По лезвию струн. Ностальгический рок-н-ролльный роман - страница 20
Я ознакомил Линду с материалом моего будущего мега-хита, изложил свои соображения. Она принесла басуху, поселила у меня синтезатор – говорит, на моей миди-клаве далеко не уедешь – и даже флейта осталась у меня. Единственная комната теперь завалена так, что к кровати не подберешься.
Из гаража не ушел, но совмещать оказалось труднее, чем я думал. Изначально решил так: играть свои песни в группе не хочу – надо скинуть груз с души, а не реализовываться, утягивая команду на дно хилыми текстами. Но потом у меня словно третий глаз открылся. Я стал думать о таком, что раньше было для меня непостижимым – об аранжировках собственных песен. О том, чего хочу я, а не команда или заказчик минусовки. У нас все партии писал Данька, аранжировки мы просто обсуждали, но в итоге и над ними корпел Черкасов. А тут – все мое и только мое. Только так, как я хочу. Мне снесло крышу. Я бежал домой из института, чтобы повозиться со своим творчеством. Играя с ребятами, я расслабился до наплевательства: у меня появился надежный тыл. Мне больше не хотелось спорить и что-то доказывать, отстаивать свое видение, экспериментировать. Я легко соглашался на то, что предлагают ребята, и с удовольствием играл. Практически превратился в сессионного музыканта.
Разумеется, великий Данчер не мог этого не заметить. И я раскололся.
– И как ты, бросишь нас?
Я горячо заверил, что нет. Данька предостерег, что сольными проектами хорошо бы заниматься, когда в основной группе затишье или дела идут плохо. Я вспомнил об Энди и пообещал, что мои сольные амбиции никак не отразятся на творчестве группы.
– Что мне лезть, Дань? Ты молодец и все делаешь классно. Я всегда доверял твоему вкусу.
– Так и я всегда дорожил твоим мнением. А теперь его из тебя не вытащишь…
Он все понимал, будто пережил на собственной шкуре. В который раз поражаюсь. Он понял, как мне важно разобраться со своими демонами и как в этом помогает творчество. Понимал и то, что свое так захватывает, что чужое становится неважным. Понимал, видимо, и то, что не стоит обижаться на меня, дурака, но это было выше его сил.
2 апр., вторн.
Ладно бы я химичил в одиночку – нет, у меня же мини-группа собралась! Сенька, в отличие от меня, не тяготился игрой на два фронта и пообещал взять ударные на себя.

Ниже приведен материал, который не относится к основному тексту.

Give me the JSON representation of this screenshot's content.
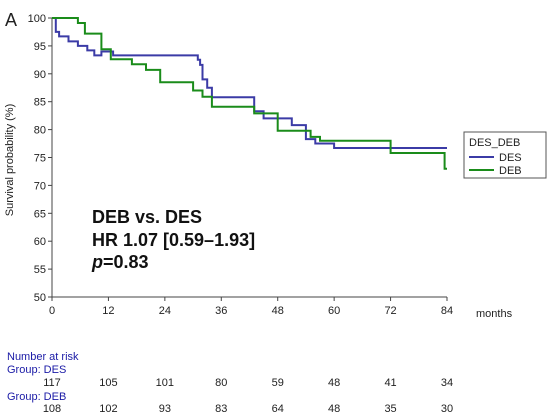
{
  "panel_letter": "A",
  "chart_data": {
    "type": "line",
    "step": true,
    "ylabel": "Survival probability (%)",
    "xlabel": "months",
    "xlim": [
      0,
      84
    ],
    "ylim": [
      50,
      100
    ],
    "x_ticks": [
      0,
      12,
      24,
      36,
      48,
      60,
      72,
      84
    ],
    "y_ticks": [
      50,
      55,
      60,
      65,
      70,
      75,
      80,
      85,
      90,
      95,
      100
    ],
    "grid": false,
    "legend": {
      "title": "DES_DEB",
      "placement": "right",
      "entries": [
        "DES",
        "DEB"
      ]
    },
    "series": [
      {
        "name": "DES",
        "color": "#3b3ba6",
        "x": [
          0,
          0.8,
          1.5,
          3.5,
          5.5,
          7.5,
          9,
          10.5,
          12,
          13,
          31,
          31.5,
          32,
          33,
          34,
          43,
          45,
          51,
          54,
          56,
          60,
          84
        ],
        "y": [
          100,
          97.5,
          96.7,
          95.8,
          95.0,
          94.2,
          93.3,
          94.0,
          94.0,
          93.3,
          92.5,
          91.6,
          89.0,
          87.5,
          85.8,
          83.3,
          82.0,
          80.8,
          78.3,
          77.5,
          76.7,
          76.7
        ]
      },
      {
        "name": "DEB",
        "color": "#1a8c1a",
        "x": [
          0,
          5.5,
          7,
          10.5,
          12.5,
          17,
          20,
          23,
          30,
          32,
          34,
          43,
          45,
          48,
          51,
          55,
          57,
          72,
          72.5,
          83.5,
          84
        ],
        "y": [
          100,
          99.1,
          97.2,
          94.4,
          92.6,
          91.7,
          90.7,
          88.5,
          87.0,
          85.9,
          84.1,
          82.9,
          82.9,
          79.8,
          79.8,
          78.7,
          78.0,
          75.8,
          75.8,
          73.0,
          73.0
        ]
      }
    ],
    "annotations": {
      "line1": "DEB vs. DES",
      "line2": "HR 1.07 [0.59–1.93]",
      "p_label": "p",
      "p_value": "=0.83"
    }
  },
  "risk_table": {
    "title": "Number at risk",
    "groups": [
      {
        "label": "Group: DES",
        "values": [
          117,
          105,
          101,
          80,
          59,
          48,
          41,
          34
        ]
      },
      {
        "label": "Group: DEB",
        "values": [
          108,
          102,
          93,
          83,
          64,
          48,
          35,
          30
        ]
      }
    ]
  }
}
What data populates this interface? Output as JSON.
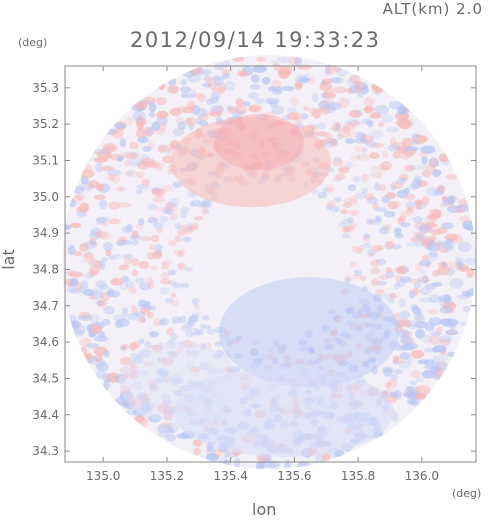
{
  "header": {
    "altitude": "ALT(km) 2.0",
    "timestamp": "2012/09/14 19:33:23"
  },
  "axes": {
    "x_unit": "(deg)",
    "y_unit": "(deg)",
    "xlabel": "lon",
    "ylabel": "lat",
    "x_ticks": [
      "135.0",
      "135.2",
      "135.4",
      "135.6",
      "135.8",
      "136.0"
    ],
    "y_ticks": [
      "35.3",
      "35.2",
      "35.1",
      "35.0",
      "34.9",
      "34.8",
      "34.7",
      "34.6",
      "34.5",
      "34.4",
      "34.3"
    ],
    "x_range": [
      134.88,
      136.17
    ],
    "y_range": [
      34.27,
      35.36
    ]
  },
  "radar": {
    "center_lon": 135.52,
    "center_lat": 34.82,
    "colors": {
      "positive": "#f7b9b9",
      "negative": "#b9c6f3",
      "neutral": "#f3f1f7"
    }
  }
}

– Дронов, неужто ты думаешь, я позволю тебе записывать этот тыц-тыц, будто школьник бьет по кастрюлям?!
У Астахова в момент сформировалось грандиозное видение: и арт обложки, и выбор лейбла, и организация концертов, и рассылка демо-версий на радио…
– Дружище, остынь, это некоммерческий проект. Никаких пряников не могу предложить. Кроме чувства неглубокого аморального удовлетворения.
Арсений и не нуждался в моих пряниках. Мне ж самому должно хотеться двигаться дальше, разве нет?
Я лишь вздохнул мысленно. Пока что мне хочется вот так же вздыхать – легко и свободно, чтоб сердце не щемило. И как ни смешно звучит, каждая песня, каждый стих, а для кого-то – каждая картина или книга – всего лишь пополнение кислородного баллона.
Я решил, что необходимо полное взаимопонимание в моей маленькой группе. Они имеют право знать факты из моей биографии, которые отражены в текстах хотя бы косвенно. Самое сложное было рассказать о Ланке. А еще сложнее – о том, как я по-скотски с ней поступил. Сеньке рассказать проще – он парень, поймет хоть как-то, а вот Лин… Я заранее настроил себя, что не буду оправдываться и пытаться себя обелить, что бы она ни говорила. Приготовился выслушать множество «приятных» слов в свой адрес, внушил себе, что это будет справедливо.